Higashihara, T.; Ueda, M.Science of Synthesis Knowledge Updates, (20104301.

General Introduction

Polyamides are defined as polymers containing amide linkages at monomer repeating units along main chains. They have been widely studied and commercialized since Ca­rothers of DuPont filed the first patents[‌1‌] in 1937 on synthetic polyamides, such as nylon-6,6, which is still one of the most important products and has a variety of uses. Poly­amides can be categorized into aliphatic (1), aliphatic–aromatic (2), and aromatic types (3) by the different sequences in their chemical structures, as shown in Scheme 1.

Scheme 1 Aliphatic, Aliphatic–Aromatic, and Aromatic Polyamides

Following the development of injection-molding, aliphatic polyamides have been widely used as engineering plastics. Aliphatic–aromatic polyamides have also been well studied and are of industrial importance. The later developed aromatic polyamides, the so-called super engineering plastics, are fiber-forming materials with the highest level of thermal stability found among organic polymers. Representative aromatic polyamides are poly­(m-phenylene isophthalamide) and poly(p-phenylene terephthalamide), which have the trade names Nomex and Kevlar, respectively.

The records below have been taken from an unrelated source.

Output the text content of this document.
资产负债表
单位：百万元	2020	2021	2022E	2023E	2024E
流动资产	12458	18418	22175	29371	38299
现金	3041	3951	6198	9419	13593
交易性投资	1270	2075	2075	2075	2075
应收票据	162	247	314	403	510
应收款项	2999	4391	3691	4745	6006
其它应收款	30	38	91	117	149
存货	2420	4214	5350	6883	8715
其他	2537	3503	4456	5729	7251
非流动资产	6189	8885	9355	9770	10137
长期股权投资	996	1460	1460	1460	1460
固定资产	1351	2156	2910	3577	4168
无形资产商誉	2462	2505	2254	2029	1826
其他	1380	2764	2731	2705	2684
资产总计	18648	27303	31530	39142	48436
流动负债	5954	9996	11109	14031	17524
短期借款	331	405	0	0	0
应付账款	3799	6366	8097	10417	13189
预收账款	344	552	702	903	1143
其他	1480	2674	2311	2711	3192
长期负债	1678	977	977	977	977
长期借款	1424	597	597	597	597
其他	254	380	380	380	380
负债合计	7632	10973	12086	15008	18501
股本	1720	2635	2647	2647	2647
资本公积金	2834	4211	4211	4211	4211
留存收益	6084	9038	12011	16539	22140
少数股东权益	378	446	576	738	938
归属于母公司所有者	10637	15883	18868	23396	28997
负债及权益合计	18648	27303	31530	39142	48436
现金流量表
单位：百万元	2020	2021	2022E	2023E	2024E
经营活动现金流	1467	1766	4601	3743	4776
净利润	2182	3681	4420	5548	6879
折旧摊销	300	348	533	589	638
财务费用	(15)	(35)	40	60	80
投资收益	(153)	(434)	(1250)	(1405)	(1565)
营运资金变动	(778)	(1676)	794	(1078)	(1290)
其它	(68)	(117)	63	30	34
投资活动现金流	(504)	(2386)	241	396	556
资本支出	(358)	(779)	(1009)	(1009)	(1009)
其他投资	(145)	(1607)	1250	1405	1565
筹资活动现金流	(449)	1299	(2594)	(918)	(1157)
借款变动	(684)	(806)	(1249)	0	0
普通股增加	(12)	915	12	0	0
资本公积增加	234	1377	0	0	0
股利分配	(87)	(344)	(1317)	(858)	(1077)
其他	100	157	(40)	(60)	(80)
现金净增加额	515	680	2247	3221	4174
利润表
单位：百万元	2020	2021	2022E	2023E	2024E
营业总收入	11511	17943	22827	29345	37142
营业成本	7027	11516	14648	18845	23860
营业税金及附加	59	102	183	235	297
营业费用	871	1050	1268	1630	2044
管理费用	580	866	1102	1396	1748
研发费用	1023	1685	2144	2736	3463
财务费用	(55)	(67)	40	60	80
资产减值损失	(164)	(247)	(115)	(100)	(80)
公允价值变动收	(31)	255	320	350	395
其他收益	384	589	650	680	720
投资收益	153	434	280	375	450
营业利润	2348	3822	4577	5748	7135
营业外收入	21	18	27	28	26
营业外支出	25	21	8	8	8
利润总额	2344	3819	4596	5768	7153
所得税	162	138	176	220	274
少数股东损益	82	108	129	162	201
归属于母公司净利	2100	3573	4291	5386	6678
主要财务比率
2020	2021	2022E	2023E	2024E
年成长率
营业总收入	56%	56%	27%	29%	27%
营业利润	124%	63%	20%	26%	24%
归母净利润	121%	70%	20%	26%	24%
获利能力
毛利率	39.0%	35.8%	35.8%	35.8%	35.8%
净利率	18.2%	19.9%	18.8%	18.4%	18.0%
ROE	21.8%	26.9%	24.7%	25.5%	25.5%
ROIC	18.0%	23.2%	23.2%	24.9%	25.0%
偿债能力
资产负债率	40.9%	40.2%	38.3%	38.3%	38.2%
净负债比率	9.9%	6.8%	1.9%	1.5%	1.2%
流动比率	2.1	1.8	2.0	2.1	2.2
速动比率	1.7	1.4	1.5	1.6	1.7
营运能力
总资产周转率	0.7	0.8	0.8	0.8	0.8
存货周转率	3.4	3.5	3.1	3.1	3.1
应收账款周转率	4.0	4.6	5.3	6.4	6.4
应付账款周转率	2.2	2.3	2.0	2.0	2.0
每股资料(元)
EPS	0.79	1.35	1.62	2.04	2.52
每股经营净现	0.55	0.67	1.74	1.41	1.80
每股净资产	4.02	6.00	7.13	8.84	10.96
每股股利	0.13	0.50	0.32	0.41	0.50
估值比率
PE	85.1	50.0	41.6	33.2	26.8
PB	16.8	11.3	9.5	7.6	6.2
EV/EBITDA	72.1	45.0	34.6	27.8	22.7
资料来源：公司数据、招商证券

Since there are many review articles on general synthetic approaches to poly­amides,[‌2‌‌7‌] this review emphasizes synthetic methods used to obtain aromatic poly­amides. It also focuses on recent advances in the formation of well-defined polyamides by condensative chain-growth polymerization, hyperbranched polymers by using ABx monomers, and dendrimers by divergent and convergent methods.